Tras los pasos del propio Roland Barthes, para quien todo es signo, ya fuese objeto, rasgo o gesto, en este viaje se mostró dispuesto a darle sentido a todo detalle insignificante: 'Paraguas amarillo con la contera azul, con varillas de bambú. Botas bajas de goma'. 'Mao solo en una pared mira enfrente en la otra pared a los otros cuatro. Siempre es así'. Nada ni nadie escapa a esta ebullición semiológica. Ni siquiera su propia muerte.

Las notas biográficas que la refieren, siempre la colocan en el lugar del mito, en una singularidad aparentemente accidental, figuradamente prematura. El 25 de marzo de 1980, a los 65 años de edad, a la salida de la comida con Jaques Lang, Françoise Mitterrand y un selecto grupo de intelectuales, Barthes regresa a pie a su casa. En el regreso es atropellado por una furgoneta mientras cruza la parisina Rue des Écoles, frente al Collége de France, donde ocupaba la cátedra de semiología literaria desde 1977, por propuesta de Michel Foucault.

Estas amplias notas sobre China, que utilizará posteriormente en conferencias y artículos, sostienen que toda narración es una invención, y que defienden el relato autobiográfico como fuente de verdad, histórica y documental.
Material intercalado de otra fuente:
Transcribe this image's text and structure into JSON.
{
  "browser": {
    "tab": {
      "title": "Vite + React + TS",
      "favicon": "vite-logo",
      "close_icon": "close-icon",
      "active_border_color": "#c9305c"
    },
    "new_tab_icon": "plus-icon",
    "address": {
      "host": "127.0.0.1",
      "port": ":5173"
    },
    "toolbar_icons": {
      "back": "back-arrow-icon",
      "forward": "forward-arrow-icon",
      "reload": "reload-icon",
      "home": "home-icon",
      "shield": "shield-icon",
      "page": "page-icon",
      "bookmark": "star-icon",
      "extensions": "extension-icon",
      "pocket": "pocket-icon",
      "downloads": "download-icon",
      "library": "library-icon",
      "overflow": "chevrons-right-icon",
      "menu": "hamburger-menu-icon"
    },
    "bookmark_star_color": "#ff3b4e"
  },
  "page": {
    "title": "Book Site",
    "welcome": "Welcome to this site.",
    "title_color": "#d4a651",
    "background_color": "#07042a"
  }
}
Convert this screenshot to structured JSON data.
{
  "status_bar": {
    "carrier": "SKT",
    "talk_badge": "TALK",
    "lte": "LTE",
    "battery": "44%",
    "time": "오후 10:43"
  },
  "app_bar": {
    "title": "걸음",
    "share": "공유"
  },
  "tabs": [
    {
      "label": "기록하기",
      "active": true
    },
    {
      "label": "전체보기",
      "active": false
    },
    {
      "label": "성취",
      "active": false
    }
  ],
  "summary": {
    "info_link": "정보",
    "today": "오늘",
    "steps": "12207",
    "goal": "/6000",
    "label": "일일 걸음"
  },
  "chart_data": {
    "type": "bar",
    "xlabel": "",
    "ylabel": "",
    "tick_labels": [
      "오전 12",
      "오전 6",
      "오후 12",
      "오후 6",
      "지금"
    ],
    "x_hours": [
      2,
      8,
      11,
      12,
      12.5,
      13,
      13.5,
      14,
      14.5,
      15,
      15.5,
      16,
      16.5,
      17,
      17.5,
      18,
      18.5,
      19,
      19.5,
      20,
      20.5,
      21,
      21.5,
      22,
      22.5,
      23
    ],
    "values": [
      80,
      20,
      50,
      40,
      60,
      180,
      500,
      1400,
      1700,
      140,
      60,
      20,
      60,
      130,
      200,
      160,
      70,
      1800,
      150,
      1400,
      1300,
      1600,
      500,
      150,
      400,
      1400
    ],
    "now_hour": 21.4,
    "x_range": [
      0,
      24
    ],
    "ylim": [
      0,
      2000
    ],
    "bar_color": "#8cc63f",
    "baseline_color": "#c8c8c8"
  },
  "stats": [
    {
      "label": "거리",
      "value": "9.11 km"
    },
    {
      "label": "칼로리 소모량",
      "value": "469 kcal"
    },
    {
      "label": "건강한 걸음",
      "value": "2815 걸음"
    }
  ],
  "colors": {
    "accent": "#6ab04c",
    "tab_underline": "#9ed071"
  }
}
De ahí que para los integrantes de la clase académica, este tipo de textos se resientan de la especificidad técnica y se caiga en una prosa ligera y espontánea: 'Escupen y se suenan con frecuencia tirando los mocos al suelo', escribe.

Al final de la tercera libreta, hace balance de su paso por el país, cuando ya ha comprobado que la Gran Muralla China es un lugar 'como todos los lugares turísticos del mundo', con 'parking' y 'gente'; cuando en el zoo encuentra un zoo como todos los del mundo al mirar un oso panda, con 50 personas detrás de ellos. Concluye con tres admiraciones, dos resistencias y una pregunta. Por orden: 'Satisfacción de las necesidades; mezcla de clases; estilo, ética', se asombra. 'Estereotipos y moralidad', se abate. Y se pregunta por el lugar que ocupa el poder.